E’ stata venduta una delle magnifiche ville storiche di Via San Leonardo a Firenze, conosciuta come Villa Selva e Guasto o Villa Dolgoroukoff, dal nome della misteriosa principessa russa a cui appartenne agli inizi del Novecento. Situata in una delle più prestigiose zone di Firenze, a due passi da Piazzale Michelangelo e a soli dieci minuti dal centro della città, la villa è stata venduta tramite trattativa riservatissima un cliente che è riuscito ad acquistare tutta la proprietà, complessivamente di 2 mila mq di interni e 20 mila mq di esterni, dopo che nel secolo scorso era stata suddivisa in più appartamenti.

Benché la maestosa facciata presenti le caratteristiche architettoniche tipiche delle ville del XVII secolo, ricche di decorazioni barocche, la sua origine è più antica: ai primi del XV secolo risulta di proprietà della famiglia Galilei, che la venderanno nel 1480 a Bernardo di Simone Canigiani, personaggio noto nella Firenze del tempo per aver rivestito ruoli di governo, nonché amico intimo del filosofo e umanista Marsilio Ficino.

Nel 1562 la figlia di un altro Bernardo Canigiani la portava in dote alla nobile famiglia dei Rucellai. Seguiranno nei secoli numerosi passaggi di proprietà fino ad arrivare agli inizi del Novecento alla principessa russa Dolgoroukoff e poi nel 1919 per via ereditaria ai Costa de Suarez.

Ma chi era la misteriosa principessa russa proprietaria della villa? Di lei si conosce solo il cognome Dolgoroukoff. Potrebbe trattarsi di Ekaterina Michajlovna Dolgorukova (14 novembre 1847 – 15 febbraio 1922), la giovane principessa russa appartenente ad una famiglia nobile decaduta di cui si innamorò lo Zar Alessandro II di Russia. Dolgoroukoff e Dolgorukova sono, infatti, due versioni dello stesso cognome.

Dopo avergli dato tre figli, lo Zar la sposerà nel 1880 facendola moglie morganatica. Ma neanche un anno dopo Alessandro II verrà ucciso in un attentato e Ekaterina sarà costretta ad andarsene dalla Russia e trasferirsi con i figli in Francia. La loro storia d’amore è diventata il soggetto di due film.

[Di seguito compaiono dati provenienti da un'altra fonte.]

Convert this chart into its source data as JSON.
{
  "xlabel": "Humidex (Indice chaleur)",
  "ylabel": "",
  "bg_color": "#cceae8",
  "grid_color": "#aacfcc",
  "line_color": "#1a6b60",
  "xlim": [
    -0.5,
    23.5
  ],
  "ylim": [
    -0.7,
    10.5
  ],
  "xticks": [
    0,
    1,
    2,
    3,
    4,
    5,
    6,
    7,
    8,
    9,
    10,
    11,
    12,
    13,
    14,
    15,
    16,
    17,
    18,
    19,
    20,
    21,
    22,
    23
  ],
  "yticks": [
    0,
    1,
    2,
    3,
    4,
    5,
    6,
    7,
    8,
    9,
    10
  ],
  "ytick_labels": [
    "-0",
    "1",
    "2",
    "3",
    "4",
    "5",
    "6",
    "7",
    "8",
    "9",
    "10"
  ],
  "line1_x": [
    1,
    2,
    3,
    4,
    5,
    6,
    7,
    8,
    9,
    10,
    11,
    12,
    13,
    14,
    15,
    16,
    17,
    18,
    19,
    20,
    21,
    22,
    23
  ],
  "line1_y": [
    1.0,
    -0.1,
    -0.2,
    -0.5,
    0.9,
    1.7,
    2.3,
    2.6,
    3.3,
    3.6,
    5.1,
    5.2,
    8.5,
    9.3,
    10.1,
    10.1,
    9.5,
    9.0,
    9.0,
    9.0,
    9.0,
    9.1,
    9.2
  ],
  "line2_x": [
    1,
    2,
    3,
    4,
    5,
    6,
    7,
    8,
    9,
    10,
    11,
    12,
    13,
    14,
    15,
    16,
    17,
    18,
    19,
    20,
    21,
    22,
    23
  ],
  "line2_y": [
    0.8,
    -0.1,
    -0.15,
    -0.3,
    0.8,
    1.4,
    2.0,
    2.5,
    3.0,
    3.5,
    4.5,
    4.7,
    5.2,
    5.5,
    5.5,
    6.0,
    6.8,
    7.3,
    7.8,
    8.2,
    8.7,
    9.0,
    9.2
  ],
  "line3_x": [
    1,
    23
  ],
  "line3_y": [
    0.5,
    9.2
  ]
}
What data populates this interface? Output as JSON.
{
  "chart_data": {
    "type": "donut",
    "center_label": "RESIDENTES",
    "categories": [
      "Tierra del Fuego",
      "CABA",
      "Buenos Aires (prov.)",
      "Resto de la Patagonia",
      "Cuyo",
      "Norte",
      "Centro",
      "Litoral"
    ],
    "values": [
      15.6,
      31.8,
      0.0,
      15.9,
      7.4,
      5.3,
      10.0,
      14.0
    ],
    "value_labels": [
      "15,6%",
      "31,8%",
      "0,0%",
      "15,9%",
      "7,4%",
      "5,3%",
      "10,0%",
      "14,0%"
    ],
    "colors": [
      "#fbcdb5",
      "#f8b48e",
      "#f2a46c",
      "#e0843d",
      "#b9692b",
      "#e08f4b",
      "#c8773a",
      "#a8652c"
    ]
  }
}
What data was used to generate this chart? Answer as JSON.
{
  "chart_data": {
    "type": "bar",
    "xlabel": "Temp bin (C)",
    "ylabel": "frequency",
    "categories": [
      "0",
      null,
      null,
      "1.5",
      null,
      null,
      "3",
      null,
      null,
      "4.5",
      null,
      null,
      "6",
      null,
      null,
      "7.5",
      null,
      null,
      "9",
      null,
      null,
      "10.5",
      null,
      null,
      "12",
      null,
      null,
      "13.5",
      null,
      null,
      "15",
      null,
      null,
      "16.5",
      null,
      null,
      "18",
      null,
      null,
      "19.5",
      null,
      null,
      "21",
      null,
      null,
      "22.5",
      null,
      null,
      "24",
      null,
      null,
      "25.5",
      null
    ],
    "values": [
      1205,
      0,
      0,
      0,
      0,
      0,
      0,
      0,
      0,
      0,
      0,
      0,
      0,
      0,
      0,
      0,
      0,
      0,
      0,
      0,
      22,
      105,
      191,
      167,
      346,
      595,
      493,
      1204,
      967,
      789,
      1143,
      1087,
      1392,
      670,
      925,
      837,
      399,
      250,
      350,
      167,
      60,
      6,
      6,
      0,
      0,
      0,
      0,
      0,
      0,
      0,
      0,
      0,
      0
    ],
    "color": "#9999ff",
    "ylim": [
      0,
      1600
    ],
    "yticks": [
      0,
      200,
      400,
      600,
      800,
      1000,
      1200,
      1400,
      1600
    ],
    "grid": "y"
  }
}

Quello del 1959, “Katya, regina senza corona”, per la regia di Robert Siodmak, sarà interpretato da una giovane Romy Schneider, reduce dal grande successo nel ruolo di Sissi.

Sicuramente la principessa, a cui appartenne la villa a Firenze agli inizi del Novecento, non è tra quelle, con lo stesso cognome, costrette a lasciare la Russia per lo scoppio della Rivoluzione e vissute tra Italia e Francia a partire dal 1917. Il mistero dunque continua.

La scenografica facciata della villa, rivolta verso via San Leonardo, presenta una scala in pietra a doppia rampa a tenaglia che consente di raggiungere il piano nobile, mentre, a livello di terreno, un portone immette nella corte centrale attorno a cui si sviluppa l’edificio.

Al centro della facciata si trova uno scudo ottocentesco in pietra con l’arma della famiglia Castrucci (tra quelle a cui appartenne la villa) con il motto “Maiora resurgunt”. La villa è circondata da un parco con sul fronte e su un lato giardini all’italiana. Fa parte della proprietà una cappella in stile tardo seicentesco, separata dal corpo della villa, con la facciata e l’ingresso su via San Leonardo.